Is it possible to have two adjacent busy nodes? Why or why not.
Question
In sequential style memory management (12.1), you start with one node accounting for all of memory. When memory is requested, a new node is created tracking the requested memory (busy) and the start and end positions of the original node are updated (free). After a request, “first-fit” says to find the first free node scanning left to right. “Best-fit” says to scan all the nodes and use the one closest to the requested size.
a) Is it possible to have two adjacent busy nodes? Why or why not.
b) Is it possible to have two adjacent free nodes?

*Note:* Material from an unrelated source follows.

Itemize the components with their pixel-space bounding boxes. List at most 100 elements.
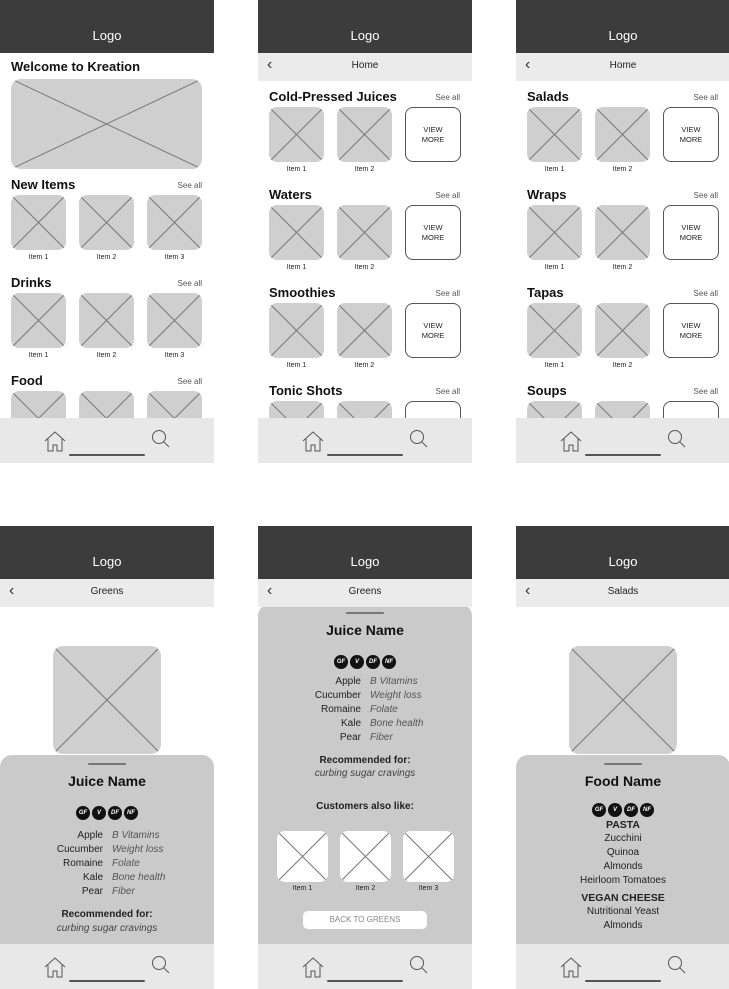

Why or why not.
c) What is the Big O of the Best-fit algorithm and why?
Summary
- Yes, it is possible to have two adjacent nodes busy in the case of both best-fit and first-fit algorithms.
- Yes, it is possible to have two adjacent nodes free in case of both best-fit and first-fit algorithms.
- The brute-force time complexity is O(n2 ), but it can be optimized to a level of O(nlogn) time complexity.
Explanation
Yes, it is possible to have two adjacent busy nodes. As in both cases of first fit and optimal fit, after any busy node, we can have free memory available enough to satisfy the new request. In the beginning, also all the busy nodes will be adjacent, as there will be no fragmentation.
Yes, it’s possible to have two adjacent free nodes, as they track if the memory is free, so even if some memory is freed adjacent to a free node, that every node can be updated to represent a whole bigger node of free memory.
For optimal fit, we have O(N) as we need to scan all the nodes until the last to find the best fit for the requirement.